'The Walking Dead's' Third Series to Reveal Safer Corners of the Zombie Apocalypse

At Comic-Con, chief content officer Scott M. Gimple offered up brand-new details about the planned series, set for a 2020 debut.
Jackson Lee Davis/AMC
'The Walking Dead'

What lies beyond Rick Grimes (Andrew Lincoln), Morgan Jones (Lennie James) and the other men and women known to the Walking Dead and Fear the Walking Dead audience? The answer is set to be revealed in a third, as-yet-untitled series — and now, some new details about those answers have arrived, thanks to Scott M. Gimple.

Gimple, the longtime Walking Dead showrunner turned chief content officer of the greater franchise for AMC, used the Fear the Walking Dead panel at Comic-Con to open up about what lies ahead in the new series, co-created by Gimple and longtime flagship writer Matt Negrete. Negrete will serve as showrunner on the series, currently in production in Virginia for a 2020 premiere on AMC.

Previously it was revealed that the series would feature two young female protagonists and focus on the first generation to come of age in the apocalypse as viewers know it.

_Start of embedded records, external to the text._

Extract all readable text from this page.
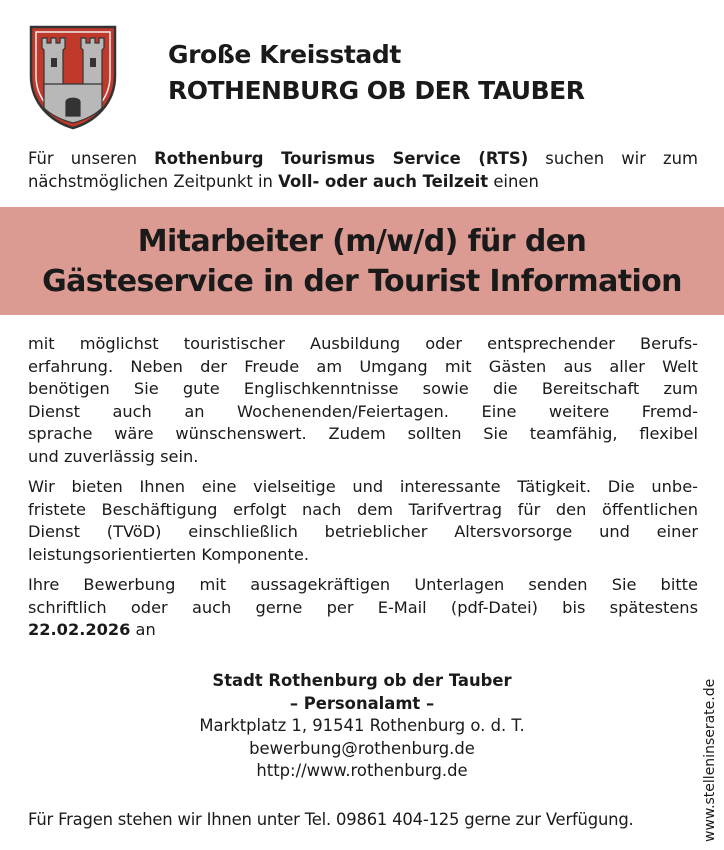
Große Kreisstadt
ROTHENBURG OB DER TAUBER

Für unseren Rothenburg Tourismus Service (RTS) suchen wir zum

nächstmöglichen Zeitpunkt in Voll- oder auch Teilzeit einen

Mitarbeiter (m/w/d) für den
Gästeservice in der Tourist Information

mit möglichst touristischer Ausbildung oder entsprechender Berufs-

erfahrung. Neben der Freude am Umgang mit Gästen aus aller Welt

benötigen Sie gute Englischkenntnisse sowie die Bereitschaft zum

Dienst auch an Wochenenden/Feiertagen. Eine weitere Fremd-

sprache wäre wünschenswert. Zudem sollten Sie teamfähig, flexibel

und zuverlässig sein.

Wir bieten Ihnen eine vielseitige und interessante Tätigkeit. Die unbe-

fristete Beschäftigung erfolgt nach dem Tarifvertrag für den öffentlichen

Dienst (TVöD) einschließlich betrieblicher Altersvorsorge und einer

leistungsorientierten Komponente.

Ihre Bewerbung mit aussagekräftigen Unterlagen senden Sie bitte

schriftlich oder auch gerne per E-Mail (pdf-Datei) bis spätestens

22.02.2026 an

Stadt Rothenburg ob der Tauber
– Personalamt –
Marktplatz 1, 91541 Rothenburg o. d. T.
bewerbung@rothenburg.de
http://www.rothenburg.de
Für Fragen stehen wir Ihnen unter Tel. 09861 404-125 gerne zur Verfügung.	www.stelleninserate.de
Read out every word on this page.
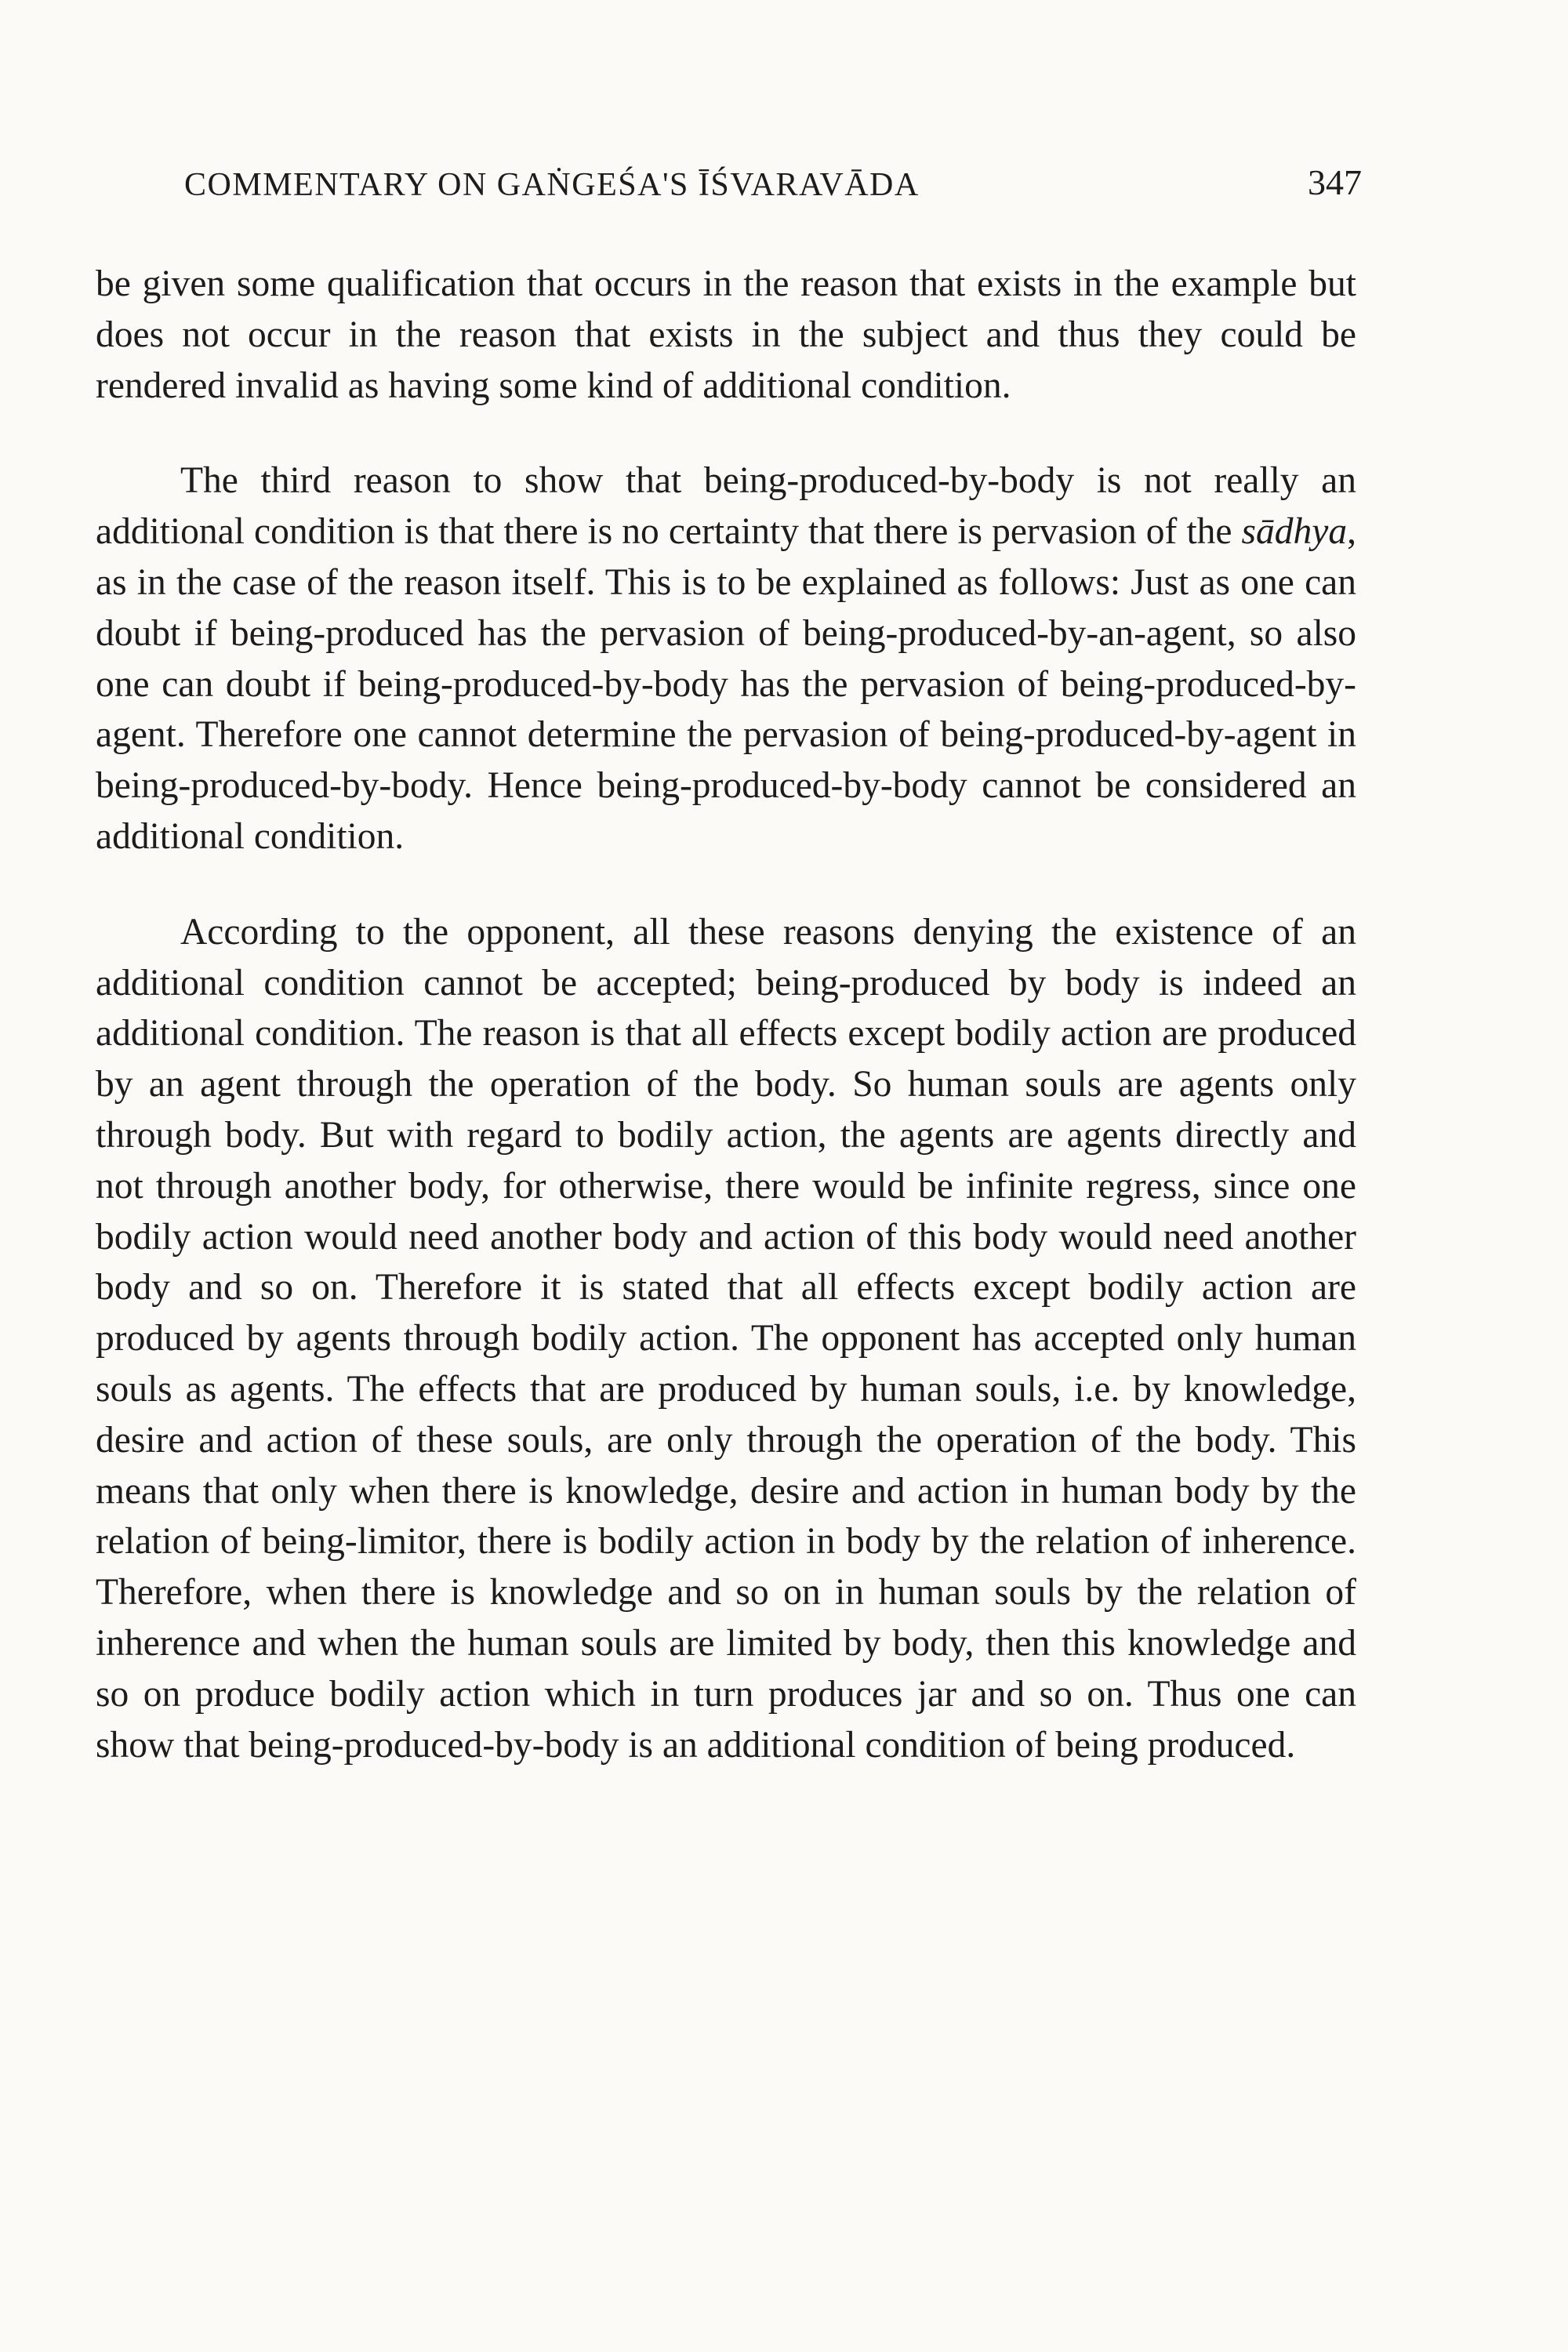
COMMENTARY ON GAṄGEŚA'S ĪŚVARAVĀDA	347

be given some qualification that occurs in the reason that exists in the example but does not occur in the reason that exists in the subject and thus they could be rendered invalid as having some kind of additional condition.

The third reason to show that being-produced-by-body is not really an additional condition is that there is no certainty that there is pervasion of the sādhya, as in the case of the reason itself. This is to be explained as follows: Just as one can doubt if being-produced has the pervasion of being-produced-by-an-agent, so also one can doubt if being-produced-by-body has the pervasion of being-produced-by-agent. Therefore one cannot determine the pervasion of being-produced-by-agent in being-produced-by-body. Hence being-produced-by-body cannot be considered an additional condition.

According to the opponent, all these reasons denying the existence of an additional condition cannot be accepted; being-produced by body is indeed an additional condition. The reason is that all effects except bodily action are produced by an agent through the operation of the body. So human souls are agents only through body. But with regard to bodily action, the agents are agents directly and not through another body, for otherwise, there would be infinite regress, since one bodily action would need another body and action of this body would need another body and so on. Therefore it is stated that all effects except bodily action are produced by agents through bodily action. The opponent has accepted only human souls as agents. The effects that are produced by human souls, i.e. by knowledge, desire and action of these souls, are only through the operation of the body. This means that only when there is knowledge, desire and action in human body by the relation of being-limitor, there is bodily action in body by the relation of inherence. Therefore, when there is knowledge and so on in human souls by the relation of inherence and when the human souls are limited by body, then this knowledge and so on produce bodily action which in turn produces jar and so on. Thus one can show that being-produced-by-body is an additional condition of being produced.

Given the premise, many expected the series would center on children who are hardened survivors of the apocalypse, not unlike the group of children at the heart of the current Fear the Walking Dead season. As it turns out, that might not be the case after all.

"There's a big secret about the Walking Dead universe," Gimple told Comic-Con attendees, going on to suggest there's "a whole lot of world" beyond what we have seen in Alexandria, Austin, and other locations featured in the two current series. "The big secret is that all along, there have been other civilizations that survived the apocalypse. We saw hints of that in season seven of The Walking Dead and again in [the Maggie Grace-centric Fear episode] 'The End of Everything,' and now we're about to show a lot more of the world in a bunch of different projects."

Among those: the community at the heart of the third Walking Dead series, where children have grown up relatively safe from the zombie apocalypse. While they understand the nature of the walkers conceptually, they have not been forced to confront them directly; the "just survive somehow" ethos of Katelyn Nacon's Enid, for instance, doesn't exactly exist for these young individuals. The new series will center on a few young characters from the community who break away from the safety of their home in order to forge into the unknown, for an as yet equally unknown purpose.

"These kids grew up in a place of comfort and security," said Gimple, "but they leave everything on a dangerous quest and end up being pursued by adults on their own dangerous quest. We'll see kids become heroes and some become villains."

Gimple promised more details will be revealed during a preview on July 29.